PDBsum entry 5u99

Transferase

PDB id: 5u99

Contents

Protein chain

278 a.a.

Ligands

SO4 ×3

ATP

Metals

_MG ×2

Waters ×28

References listed in PDB file

Key reference

• Title: Transition state analysis of adenosine triphosphate phosphoribosyltransferase.
• Authors: G.J.Moggré, M.B.Poulin, P.C.Tyler, V.L.Schramm, E.J.Parker.
• Ref.: ACS Chem Biol, 2017, 12, 2662-2670. [DOI no: 10.1021/acschembio.7b00484]
• PubMed id: 28872824

Abstract

Adenosine triphosphate phosphoribosyltransferase (ATP-PRT) catalyzes the first step in histidine biosynthesis, a pathway essential to microorganisms and a validated target for antimicrobial drug design. The ATP-PRT enzyme catalyzes the reversible substitution reaction between phosphoribosyl pyrophosphate and ATP. The enzyme exists in two structurally distinct forms, a short- and a long-form enzyme. These forms share a catalytic core dimer but bear completely different allosteric domains and thus distinct quaternary assemblies. Understanding enzymatic transition states can provide essential information on the reaction mechanisms and insight into how differences in domain structure influence the reaction chemistry, as well as providing a template for inhibitor design.

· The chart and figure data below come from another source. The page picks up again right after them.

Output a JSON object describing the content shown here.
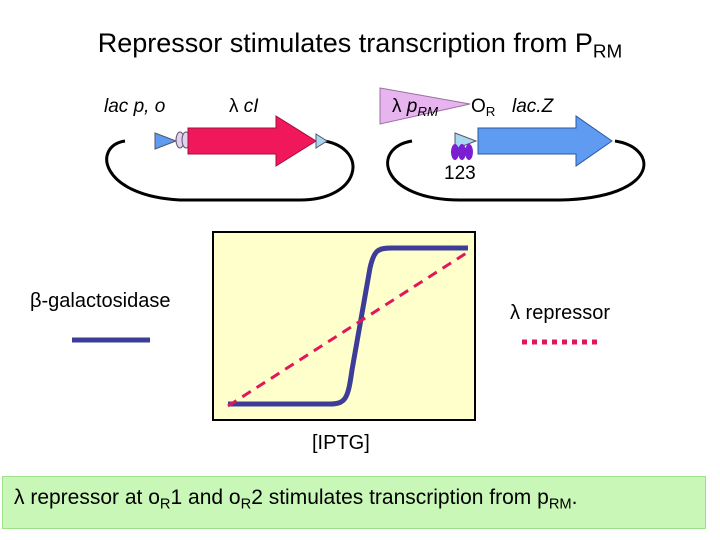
{
  "title": {
    "text": "Repressor stimulates transcription from P",
    "sub": "RM"
  },
  "construct": {
    "lac_label": "lac p, o",
    "lambda_symbol": "λ",
    "ci_label": "cI",
    "prm_text": "p",
    "prm_sub": "RM",
    "or_text": "O",
    "or_sub": "R",
    "lacz_label": "lac.Z",
    "sites_label": "123"
  },
  "graph": {
    "left_label": "β-galactosidase",
    "right_label": "λ repressor",
    "x_label": "[IPTG]"
  },
  "footer": {
    "part1": "λ repressor at o",
    "sub1": "R",
    "part2": "1 and o",
    "sub2": "R",
    "part3": "2 stimulates transcription from p",
    "sub3": "RM",
    "part4": "."
  },
  "colors": {
    "ci_gene": "#f0185a",
    "lacz_gene": "#5f9bf0",
    "promoter_fill": "#e8b4f0",
    "operator_fill": "#a8d8f0",
    "beta_gal_line": "#3d3d99",
    "repressor_line": "#e0185a",
    "plot_background": "#ffffcc",
    "footer_background": "#c8f7b8",
    "repressor_dimer": "#7a1fd1"
  }
}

In this study, the transition state structures for ATP-PRT enzymes from Campylobacter jejuni and Mycobacterium tuberculosis (long-form enzymes) and from Lactococcus lactis (short-form) were determined and compared. Intrinsic kinetic isotope effects (KIEs) were obtained at reaction sensitive positions for the reverse reaction using phosphonoacetic acid, an alternative substrate to the natural substrate pyrophosphate. The experimental KIEs demonstrated mechanistic similarities between the three enzymes and provided experimental boundaries for quantum chemical calculations to characterize the transition states. Predicted transition state structures support a dissociative reaction mechanism with a D_N*A_N^‡transition state. Weak interactions from the incoming nucleophile and a fully dissociated ATP adenine are predicted regardless of the difference in overall structure and quaternary assembly. These studies establish that despite significant differences in the quaternary assembly and regulatory machinery between ATP-PRT enzymes from different sources, the reaction chemistry and catalytic mechanism are conserved.